On the Arab side, as Joseph Massad has demonstrated in his Desiring Arabs (2007), in the course of Arab nationalism, the trope of “Persian” was systematically racialised and invested with all sorts of undesirable and morally corrupt and corrupting “sexual perversions”, and thus a “manly” and “straight” heteronormativity was manufactured for “Arabs”.

The pathology of Iranian racism has a different genealogy. Engulfed in the banality of a racist Aryanism, a certain segment of Iranians, mostly monarchist in political disposition, has been led to believe that they are in fact an island of purebred Aryans unfortunately caught in a sea of Semitic ruffians, and that they have been marred by Arab and Muslim invasion and need to reconnect with their European roots in “the West” to regain their Aryan glory.

The external and internal racism then comes together to manufacture a fictitious “Persian” marker that is the mirror image of its “Arab” invention. The binary Persian/Arab, rooted in medieval history and colonially exacerbated, in turn becomes a self-propelling metaphoric proposition and feeds on itself.

Racialising violence is the very last remnant of colonial racism that knew only too well the Roman, and later Old French Republic, logic of “divide and conquer”, or “divide and rule” (divide et impera or divide et regnes), a dictum that was ultimately brought to perfection by Machiavelli in his Art of War (1520).

The criminal record of European colonialism in Asia and Africa is replete with this treacherous strategy.

The old colonial adage has renewed imperial usages. Soon after the US-led invasion of Iraq, a US military strategist, Seyyed Vali Reza Nasr, wrote an off-the-cuff analysis on the Sunni-Shia divide, The Shia Revival: How Conflicts Within Islam will Shape the Future (2006). He effectively blamed the carnage in Iraq on ancient Sunni-Shia hostilities and linked it to the strategic hostility between the Islamic Republic and Saudi Arabia – a well thought out strategic intervention that turned the US, in the US-led invasion and occupation of Iraq, into a good Samaritan and entirely innocent bystander.

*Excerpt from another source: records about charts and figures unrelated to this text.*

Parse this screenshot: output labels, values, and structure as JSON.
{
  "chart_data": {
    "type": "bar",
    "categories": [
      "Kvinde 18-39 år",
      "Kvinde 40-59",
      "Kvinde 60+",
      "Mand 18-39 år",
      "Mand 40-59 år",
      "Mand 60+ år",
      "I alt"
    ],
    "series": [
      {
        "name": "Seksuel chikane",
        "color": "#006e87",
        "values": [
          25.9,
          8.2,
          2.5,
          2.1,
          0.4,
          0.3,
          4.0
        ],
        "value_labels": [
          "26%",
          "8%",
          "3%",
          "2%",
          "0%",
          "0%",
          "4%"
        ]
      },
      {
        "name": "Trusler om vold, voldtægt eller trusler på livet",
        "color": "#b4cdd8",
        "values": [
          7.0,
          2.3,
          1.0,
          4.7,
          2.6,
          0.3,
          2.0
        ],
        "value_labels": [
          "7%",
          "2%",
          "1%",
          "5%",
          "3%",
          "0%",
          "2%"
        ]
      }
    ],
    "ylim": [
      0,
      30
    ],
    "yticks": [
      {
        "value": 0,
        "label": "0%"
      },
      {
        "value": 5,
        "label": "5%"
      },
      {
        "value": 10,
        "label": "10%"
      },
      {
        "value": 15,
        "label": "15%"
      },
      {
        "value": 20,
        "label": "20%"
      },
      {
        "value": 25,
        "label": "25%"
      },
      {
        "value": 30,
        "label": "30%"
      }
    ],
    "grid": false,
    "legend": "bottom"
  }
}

Today beyond the reach of these colonial and imperial treacheries, we as a people have a renewed rendezvous with history – and if these revolutions are allowed to be assimilated backward into outdated and dreadful racialising elements evident in pan-Arab, pan-Iranian, pan-Turkic, ad nauseum frames of references, we will all be back where we were two centuries ago and all these heroic sacrifices will be for naught.